NEDA ULABY, BYLINE: Kitty Wells sang about the sad side of domesticity, taking on topics like mothers without custody in the 1950s.

(SOUNDBITE OF SONG, "MOMMY FOR A DAY")

KITTY WELLS: (Singing) I got to see my little girl each Sunday afternoon, and how I dread the words I know she'll say.

ULABY: Wells sang about the real problems of postwar life, says writer Robert Oermann. He co-wrote a book about the history of women in country music, and he says Wells was a pioneer.

ROBERT OERMANN: There had been females in country music from Chicago and from the West Coast and from Atlanta and other country music capitals, but Kitty came along when Nashville and the South were becoming the capital of country music. And there, women were very much pushed to the background.

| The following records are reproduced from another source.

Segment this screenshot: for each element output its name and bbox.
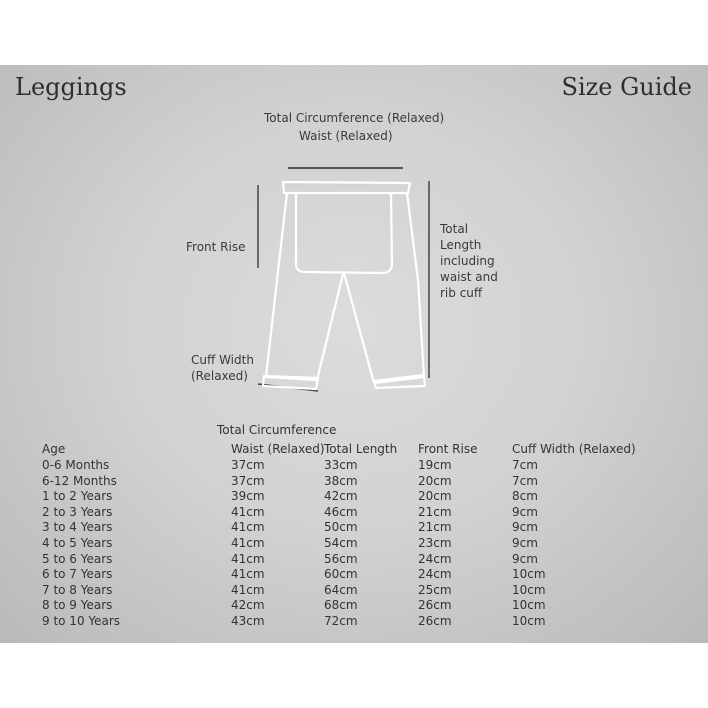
column-header: Front Rise	[418, 442, 478, 456]
measurement-cell: 10cm	[512, 598, 546, 613]
measurement-cell: 41cm	[231, 520, 265, 535]
column-header: Cuff Width (Relaxed)	[512, 442, 636, 456]
measurement-cell: 72cm	[324, 614, 358, 628]
age-cell: 2 to 3 Years	[42, 504, 113, 519]
measurement-cell: 41cm	[231, 551, 265, 566]
age-cell: 0-6 Months	[42, 458, 110, 472]
measurement-cell: 64cm	[324, 582, 358, 597]
measurement-cell: 37cm	[231, 473, 265, 488]
measurement-cell: 26cm	[418, 614, 452, 628]
measurement-cell: 24cm	[418, 551, 452, 566]
age-cell: 5 to 6 Years	[42, 551, 113, 566]
column-header: Age	[42, 442, 66, 456]
measurement-cell: 60cm	[324, 567, 358, 582]
measurement-cell: 9cm	[512, 504, 538, 519]
measurement-cell: 26cm	[418, 598, 452, 613]
measurement-cell: 21cm	[418, 504, 452, 519]
measurement-cell: 7cm	[512, 458, 538, 472]
total-length-line: including	[440, 254, 495, 268]
measurement-cell: 41cm	[231, 504, 265, 519]
measurement-cell: 39cm	[231, 489, 265, 504]
leggings-diagram	[257, 167, 430, 392]
measurement-cell: 21cm	[418, 520, 452, 535]
measurement-cell: 9cm	[512, 551, 538, 566]
measurement-cell: 7cm	[512, 473, 538, 488]
measurement-cell: 8cm	[512, 489, 538, 504]
cuff-label-line: (Relaxed)	[191, 369, 248, 383]
measurement-cell: 9cm	[512, 520, 538, 535]
age-cell: 4 to 5 Years	[42, 536, 113, 550]
measurement-cell: 25cm	[418, 582, 452, 597]
cuff-width-label: Cuff Width (Relaxed)	[191, 352, 254, 384]
product-title: Leggings	[15, 73, 127, 101]
measurement-cell: 41cm	[231, 582, 265, 597]
measurement-cell: 46cm	[324, 504, 358, 519]
age-cell: 6-12 Months	[42, 473, 117, 488]
age-cell: 1 to 2 Years	[42, 489, 113, 504]
measurement-cell: 42cm	[324, 489, 358, 504]
measurement-cell: 10cm	[512, 582, 546, 597]
circumference-label: Total Circumference (Relaxed)	[264, 111, 445, 125]
front-rise-label: Front Rise	[186, 240, 246, 254]
total-length-line: waist and	[440, 270, 498, 284]
measurement-cell: 68cm	[324, 598, 358, 613]
measurement-cell: 42cm	[231, 598, 265, 613]
measurement-cell: 37cm	[231, 458, 265, 472]
age-cell: 7 to 8 Years	[42, 582, 113, 597]
size-guide-panel: Leggings Size Guide Total Circumference …	[0, 65, 708, 643]
leggings-outline	[261, 180, 427, 391]
measurement-cell: 56cm	[324, 551, 358, 566]
age-cell: 3 to 4 Years	[42, 520, 113, 535]
age-cell: 6 to 7 Years	[42, 567, 113, 582]
measurement-cell: 41cm	[231, 536, 265, 550]
measurement-cell: 38cm	[324, 473, 358, 488]
total-length-label: Total Length including waist and rib cuf…	[440, 221, 498, 301]
measurement-cell: 10cm	[512, 614, 546, 628]
column-header: Total Length	[324, 442, 398, 456]
measurement-cell: 41cm	[231, 567, 265, 582]
total-length-line: Total	[440, 222, 469, 236]
measurement-cell: 24cm	[418, 567, 452, 582]
measurement-cell: 23cm	[418, 536, 452, 550]
measurement-cell: 19cm	[418, 458, 452, 472]
cuff-label-line: Cuff Width	[191, 353, 254, 367]
age-cell: 8 to 9 Years	[42, 598, 113, 613]
total-length-line: rib cuff	[440, 286, 483, 300]
measurement-cell: 33cm	[324, 458, 358, 472]
total-length-line: Length	[440, 238, 482, 252]
measurement-cell: 50cm	[324, 520, 358, 535]
measurement-cell: 20cm	[418, 473, 452, 488]
waist-label: Waist (Relaxed)	[299, 129, 393, 143]
measurement-cell: 20cm	[418, 489, 452, 504]
measurement-cell: 10cm	[512, 567, 546, 582]
table-super-header: Total Circumference	[217, 423, 337, 437]
measurement-cell: 43cm	[231, 614, 265, 628]
age-cell: 9 to 10 Years	[42, 614, 121, 628]
column-header: Waist (Relaxed)	[231, 442, 325, 456]
size-guide-title: Size Guide	[561, 73, 692, 101]
measurement-cell: 54cm	[324, 536, 358, 550]
measurement-cell: 9cm	[512, 536, 538, 550]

ULABY: Wells was born in Nashville. Both of her parents were musicians. But she quit high school to work in a shirt factory. She eventually wound up on the radio with her singing sisters, but she shattered the rules of country music with one song she recorded as a demo.

(SOUNDBITE OF SONG, "IT WASN'T GOD WHO MADE HONKY TONK ANGELS")

WELLS: (Singing) It wasn't God who made honky tonk angels.

I recorded it in May in 1952. After the song made the hit, I had to go back to work.

(LAUGHTER)

ULABY: That's Kitty Wells on NPR two years ago. "It Wasn't God Who Made Honky Tonk Angels" made her the first woman to score a solo hit on the top of the country charts. It even crossed over to the pop charts. But the song was seen as incredibly controversial. It defended women's behavior in the face of cheating men, and the country music establishment was horrified, says historian Mary Bufwack.

MARY BUFWACK: There were more divorces in the postwar era than the United States had ever seen. There was more delinquency. There was more smoking. So it looked like moral decay.

ULABY: Wells herself was quite conservative. She was not a showy or sexy performer and, early on, put her career aside to be with her family. She told NPR in 2008 she did not think of herself as a feminist.

WELLS: I really didn't think too much about it because I always, you know, was pretty natural with the way I felt and the way I, you know, carried myself around. And, of course, after I made the hit with, "It Wasn't God Who Made Honky Tonk Angels," well, Capitol Records got to recording the girl singers, and so now we've got just about many girl singers as there are men singers.

(LAUGHTER)

ULABY: One of those singers is Emmylou Harris, who says before Kitty Wells, it was considered unseemly for a woman to get on a bus with a bunch of men to tour.

EMMYLOU HARRIS: She really paved the way for a lot of women to get on that bus and ride on down the road.

ULABY: Emmylou Harris, Dolly Parton, K.D. Lang - every woman working in country music today is riding down the Kitty Wells memorial super highway. Neda Ulaby, NPR News.